The plot below is an ROC curve labeled with different probability cutoffs (or thresholds), and the numbers in the parentheses are the specificity and sensitivity.
Several techniques exist for determining a new cutoff. First, if there is a particular target that must be met for the sensitivity or specificity, this point can be found on the ROC curve and the corresponding cutoff can be determined. Another approach for determining a cutoff is to find the point on the ROC curve that is closest (i.e. the shortest distance) to the upper left corner of the plot. Another approach is to find the cutoff associated with the largest value of the Youden’s $J$ index. The index is defined as
\[J := \text{Sensitivity} + \text{Specificity} - 1.\]In the ROC curve above, we can see that the cutoff $0.064$ is the best with considering either the distance or Youden’s $J$ index.
Note that changing cutoff does not influence the model parameters, and thus it does not increase the overall predictive effectiveness of the model. The main impact that an alternative cutoff has is to make trade-offs between particular types of errors.
References:
Kuhn, M., & Johnson, K. (2013). Remedies for severe class imbalance. In Applied predictive modeling (pp. 419-443). Springer, New York, NY.

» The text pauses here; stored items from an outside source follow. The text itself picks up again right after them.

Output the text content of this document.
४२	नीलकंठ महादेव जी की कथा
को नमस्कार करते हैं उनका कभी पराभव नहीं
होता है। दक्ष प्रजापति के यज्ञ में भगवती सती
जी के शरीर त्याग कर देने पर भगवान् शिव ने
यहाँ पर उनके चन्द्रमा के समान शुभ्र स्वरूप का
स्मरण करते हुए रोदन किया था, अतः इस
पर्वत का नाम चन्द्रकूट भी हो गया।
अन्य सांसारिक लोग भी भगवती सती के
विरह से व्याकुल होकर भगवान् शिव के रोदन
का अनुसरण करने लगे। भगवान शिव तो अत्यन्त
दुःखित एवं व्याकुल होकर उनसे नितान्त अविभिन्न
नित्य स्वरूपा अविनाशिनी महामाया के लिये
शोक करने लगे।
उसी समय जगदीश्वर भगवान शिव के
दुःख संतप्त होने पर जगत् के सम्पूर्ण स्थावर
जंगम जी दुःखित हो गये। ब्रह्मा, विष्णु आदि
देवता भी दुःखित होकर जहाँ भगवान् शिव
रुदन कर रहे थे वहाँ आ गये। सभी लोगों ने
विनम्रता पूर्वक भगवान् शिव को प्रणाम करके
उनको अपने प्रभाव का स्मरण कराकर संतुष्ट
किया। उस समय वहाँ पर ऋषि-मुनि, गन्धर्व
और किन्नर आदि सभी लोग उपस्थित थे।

Kampakis, S. S. (2016, May 8). Performance Measures: Cohen’s Kappa statistic. The data scientist. Retrieved July 23, 2020, from https://thedatascientist.com/performance-measures-cohens-kappa-statistic.
Pykes, K. (2020, Feb 27). Cohen’s Kappa. Toward data science. Retrieved July 23, 2020, from https://towardsdatascience.com/cohens-kappa-9786ceceab58.
Landis, J. R., & Koch, G. G. (1977). The measurement of observer agreement for categorical data. biometrics, 159-174.
Weiss, G., & Provost, F. (2001). The Effect of Class Distribution on Classifier Learning: An Empirical Study. Department of Computer Science, Rutgers University.